Michael Worth, CEO Chevron, dan Darren Woods, kepala ExxonMobil, mengadakan pembicaraan merger pada tahun 2020. Negosiasi tersebut berlangsung di puncak pandemi virus Corona. Pandemi COVID-19 memicu penurunan permintaan minyak dan gas, yang menyebabkan sejumlah kesulitan keuangan bagi kedua perusahaan. Saat ini, negosiasi antara raksasa minyak ditangguhkan tetapi mungkin berlanjut dalam waktu dekat.

Para ahli mengatakan bahwa merger perusahaan dapat gagal lagi karena kemungkinan tindakan antitrust oleh pemerintahan Presiden Joe Biden. Mantan Presiden, Donald Trump, lebih toleran terhadap industri minyak.

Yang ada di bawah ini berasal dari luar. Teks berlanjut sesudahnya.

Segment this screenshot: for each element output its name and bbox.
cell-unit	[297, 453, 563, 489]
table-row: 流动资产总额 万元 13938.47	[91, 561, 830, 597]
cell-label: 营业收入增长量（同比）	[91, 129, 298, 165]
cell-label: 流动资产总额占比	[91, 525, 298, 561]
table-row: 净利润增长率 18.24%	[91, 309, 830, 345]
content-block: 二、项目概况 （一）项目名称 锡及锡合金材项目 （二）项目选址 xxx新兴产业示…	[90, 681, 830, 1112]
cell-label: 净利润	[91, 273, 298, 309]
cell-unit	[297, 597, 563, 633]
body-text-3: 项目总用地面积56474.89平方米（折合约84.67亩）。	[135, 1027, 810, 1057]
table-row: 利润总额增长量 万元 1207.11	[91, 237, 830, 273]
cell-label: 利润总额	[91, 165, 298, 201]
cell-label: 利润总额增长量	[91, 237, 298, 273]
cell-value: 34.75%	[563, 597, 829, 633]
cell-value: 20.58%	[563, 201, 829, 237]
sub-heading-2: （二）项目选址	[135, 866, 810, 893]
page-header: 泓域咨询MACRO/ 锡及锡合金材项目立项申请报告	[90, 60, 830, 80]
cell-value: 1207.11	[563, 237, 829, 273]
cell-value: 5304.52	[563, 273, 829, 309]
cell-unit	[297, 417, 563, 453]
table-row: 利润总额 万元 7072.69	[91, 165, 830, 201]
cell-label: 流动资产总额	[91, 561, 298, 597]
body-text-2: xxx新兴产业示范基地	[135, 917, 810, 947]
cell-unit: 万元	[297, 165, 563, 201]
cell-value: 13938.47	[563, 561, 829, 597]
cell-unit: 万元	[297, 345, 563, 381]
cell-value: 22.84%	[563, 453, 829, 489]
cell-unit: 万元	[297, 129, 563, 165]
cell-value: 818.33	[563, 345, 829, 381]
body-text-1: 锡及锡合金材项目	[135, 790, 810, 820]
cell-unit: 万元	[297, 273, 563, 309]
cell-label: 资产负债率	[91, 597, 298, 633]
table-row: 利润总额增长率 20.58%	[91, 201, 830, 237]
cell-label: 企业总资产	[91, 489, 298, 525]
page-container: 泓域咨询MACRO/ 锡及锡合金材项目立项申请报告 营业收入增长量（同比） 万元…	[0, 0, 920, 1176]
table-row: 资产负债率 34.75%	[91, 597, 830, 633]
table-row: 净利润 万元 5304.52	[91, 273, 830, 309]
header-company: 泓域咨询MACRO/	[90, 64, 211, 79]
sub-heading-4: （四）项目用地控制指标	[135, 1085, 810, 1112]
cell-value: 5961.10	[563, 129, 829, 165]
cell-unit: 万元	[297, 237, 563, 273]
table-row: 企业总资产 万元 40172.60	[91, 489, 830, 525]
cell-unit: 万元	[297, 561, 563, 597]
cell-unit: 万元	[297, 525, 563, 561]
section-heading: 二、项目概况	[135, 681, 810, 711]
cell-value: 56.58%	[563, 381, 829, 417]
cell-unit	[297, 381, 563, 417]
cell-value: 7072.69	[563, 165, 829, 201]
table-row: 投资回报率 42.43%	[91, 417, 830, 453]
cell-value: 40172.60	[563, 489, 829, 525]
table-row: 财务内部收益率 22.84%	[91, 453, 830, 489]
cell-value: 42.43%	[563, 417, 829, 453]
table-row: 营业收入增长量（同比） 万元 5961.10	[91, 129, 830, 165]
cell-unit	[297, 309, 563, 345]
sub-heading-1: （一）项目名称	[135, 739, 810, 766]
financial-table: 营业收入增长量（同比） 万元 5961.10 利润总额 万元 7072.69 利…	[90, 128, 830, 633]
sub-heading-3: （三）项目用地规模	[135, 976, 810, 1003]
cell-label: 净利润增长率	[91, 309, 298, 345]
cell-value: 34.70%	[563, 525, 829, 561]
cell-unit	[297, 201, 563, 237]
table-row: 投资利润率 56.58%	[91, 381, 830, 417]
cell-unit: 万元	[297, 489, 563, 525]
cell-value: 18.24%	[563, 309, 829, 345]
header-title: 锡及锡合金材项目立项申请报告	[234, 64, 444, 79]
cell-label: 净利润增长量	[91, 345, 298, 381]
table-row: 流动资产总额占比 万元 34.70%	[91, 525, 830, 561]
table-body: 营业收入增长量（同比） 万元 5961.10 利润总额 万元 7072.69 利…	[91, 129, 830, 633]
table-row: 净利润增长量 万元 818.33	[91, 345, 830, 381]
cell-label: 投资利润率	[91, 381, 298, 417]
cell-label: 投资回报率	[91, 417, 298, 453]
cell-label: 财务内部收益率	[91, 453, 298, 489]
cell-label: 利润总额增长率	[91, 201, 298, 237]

Dengan mempertimbangkan perkiraan awal, nilai pasar dari perusahaan gabungan tersebut dapat melebihi $350 miliar. Nilai pasar ExxonMobil saat ini diperkirakan $190 miliar dan Chevron $164 miliar. Jika perusahaan bergabung, mereka akan membentuk konglomerat yang akan menjadi yang terbesar kedua di dunia. Tempat pertama diraih oleh Saudi Aramco. Saat ini, ExxonMobil adalah perusahaan minyak swasta terbesar. Raksasa minyak Chevron dianggap yang terbesar kedua di antara perusahaan minyak dan gas di Amerika Serikat.